# help, rusted and stripped brake caliper bolts!



## supavr6lover (May 7, 2004)

i have a mkii (1992 8v) and i was going to do my brakes, bought the right rotors and pads and then i got the wheel off and looked at the caliper.. the caliper was fine but when i took a look at the bolt (the 6mm hex bolt that keeps the caliper in place) it was rusty and STRIPPED! .. now what do i do? i need help .. please .. i tried to get it off with an air gun but it was lik 30 degrees and the bolt was already stripped.. not just that but the rust was a bad factor too.. *sigh
if i have to i will drill it and get it out and go buy new ones but i need to if drilling it and crap will actually work and not damage anything.. 
p4c (the part that the socket is into is the part that is stripped and rusted)


----------



## phatvw (Aug 29, 2001)

*Re: help, rusted and stripped brake caliper bolts! (supavr6lover)*

Sometimes you can use a Torx bit of the next size up to loosen a hex socket. Try a T40 bit maybe? If that doesn't work, you're gonna need some penetrating lube and an extractor of some sort.


_Modified by phatvw at 2:52 PM 2-4-2008_


----------



## supavr6lover (May 7, 2004)

*Re: help, rusted and stripped brake caliper bolts! (phatvw)*


_Quote, originally posted by *phatvw* »_Sometimes you can use a Torx bit of the next size up to loosen a hex socket. Try a T40 bit maybe? If that doesn't work, you're gonna need some penetrating lube and an extractor of some sort.

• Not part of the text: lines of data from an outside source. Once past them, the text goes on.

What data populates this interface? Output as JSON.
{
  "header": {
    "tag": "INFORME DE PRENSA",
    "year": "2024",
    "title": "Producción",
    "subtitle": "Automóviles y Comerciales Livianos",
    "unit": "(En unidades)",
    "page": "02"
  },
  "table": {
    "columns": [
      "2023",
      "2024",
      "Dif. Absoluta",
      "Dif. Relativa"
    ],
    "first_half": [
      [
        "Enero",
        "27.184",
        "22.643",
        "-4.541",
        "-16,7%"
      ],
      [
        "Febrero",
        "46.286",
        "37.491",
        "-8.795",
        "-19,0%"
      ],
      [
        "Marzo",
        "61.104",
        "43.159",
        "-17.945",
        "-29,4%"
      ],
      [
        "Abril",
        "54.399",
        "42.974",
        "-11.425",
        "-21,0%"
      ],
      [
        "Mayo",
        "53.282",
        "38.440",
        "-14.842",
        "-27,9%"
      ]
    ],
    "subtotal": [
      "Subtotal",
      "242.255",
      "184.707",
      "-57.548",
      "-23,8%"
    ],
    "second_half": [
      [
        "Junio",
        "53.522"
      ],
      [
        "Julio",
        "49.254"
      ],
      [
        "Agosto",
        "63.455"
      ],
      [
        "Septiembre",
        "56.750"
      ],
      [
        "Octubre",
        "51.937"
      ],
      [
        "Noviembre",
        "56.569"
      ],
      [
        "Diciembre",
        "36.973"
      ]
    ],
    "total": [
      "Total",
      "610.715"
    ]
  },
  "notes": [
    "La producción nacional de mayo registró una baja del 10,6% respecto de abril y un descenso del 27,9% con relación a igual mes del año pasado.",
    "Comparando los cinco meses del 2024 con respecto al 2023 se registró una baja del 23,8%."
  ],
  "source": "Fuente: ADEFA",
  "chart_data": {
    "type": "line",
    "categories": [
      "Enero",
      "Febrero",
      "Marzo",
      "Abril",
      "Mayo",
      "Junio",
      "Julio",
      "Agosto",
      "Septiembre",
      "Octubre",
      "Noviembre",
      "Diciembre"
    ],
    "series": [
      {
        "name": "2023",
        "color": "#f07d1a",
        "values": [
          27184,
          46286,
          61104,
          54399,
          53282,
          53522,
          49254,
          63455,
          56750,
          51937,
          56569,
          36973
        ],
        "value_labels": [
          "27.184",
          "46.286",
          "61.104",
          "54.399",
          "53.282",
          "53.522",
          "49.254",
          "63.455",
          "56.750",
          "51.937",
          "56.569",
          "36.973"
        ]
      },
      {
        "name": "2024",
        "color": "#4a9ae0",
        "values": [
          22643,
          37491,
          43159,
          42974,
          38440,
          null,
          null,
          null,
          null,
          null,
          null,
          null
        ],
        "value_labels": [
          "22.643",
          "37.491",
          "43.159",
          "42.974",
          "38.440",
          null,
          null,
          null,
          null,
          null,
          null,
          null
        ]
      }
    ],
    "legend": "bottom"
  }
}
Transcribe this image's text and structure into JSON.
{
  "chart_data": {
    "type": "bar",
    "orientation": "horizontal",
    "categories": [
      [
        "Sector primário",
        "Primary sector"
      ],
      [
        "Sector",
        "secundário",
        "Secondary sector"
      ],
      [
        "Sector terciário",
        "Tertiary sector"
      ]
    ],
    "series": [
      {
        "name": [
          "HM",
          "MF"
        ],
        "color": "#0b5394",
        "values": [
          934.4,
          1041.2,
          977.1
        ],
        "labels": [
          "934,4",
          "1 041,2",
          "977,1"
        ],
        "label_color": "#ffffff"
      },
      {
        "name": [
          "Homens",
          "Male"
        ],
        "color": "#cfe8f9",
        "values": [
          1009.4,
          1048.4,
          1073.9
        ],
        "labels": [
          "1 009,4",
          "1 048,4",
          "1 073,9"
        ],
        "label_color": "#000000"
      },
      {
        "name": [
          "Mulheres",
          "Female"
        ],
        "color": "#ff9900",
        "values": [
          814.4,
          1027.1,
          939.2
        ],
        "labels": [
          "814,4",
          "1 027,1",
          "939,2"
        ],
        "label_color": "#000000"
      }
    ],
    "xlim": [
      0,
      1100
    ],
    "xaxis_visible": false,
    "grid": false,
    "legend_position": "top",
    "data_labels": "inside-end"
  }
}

_Modified by phatvw at 2:52 PM 2-4-2008_

okay, ill give that a shot.. does weather have to play a factor in this? i heard rust is better to deal with in hott weather


----------



## supavr6lover (May 7, 2004)

*Re: help, rusted and stripped brake caliper bolts! (supavr6lover)*

anyone else have inputs?


----------



## supavr6lover (May 7, 2004)

nothin?


----------



## SLI (Dec 2, 2000)

*Re: (supavr6lover)*

Use vice-grips (Use a blade to cut the rubber that covers the bolt if you can't get a grip on the bolt). Worked for me, then replace the rubber boot, caliper pin and bolt.
The bolt and caliper pin are most likely rusted together.


----------



## supavr6lover (May 7, 2004)

*Re: (SLI)*


_Quote, originally posted by *SLI* »_Use vice-grips (Use a blade to cut the rubber that covers the bolt if you can't get a grip on the bolt). Worked for me, then replace the rubber boot, caliper pin and bolt.
The bolt and caliper pin are most likely rusted together.

thanks, im going to do it this weekend.. hopefully turns out great


----------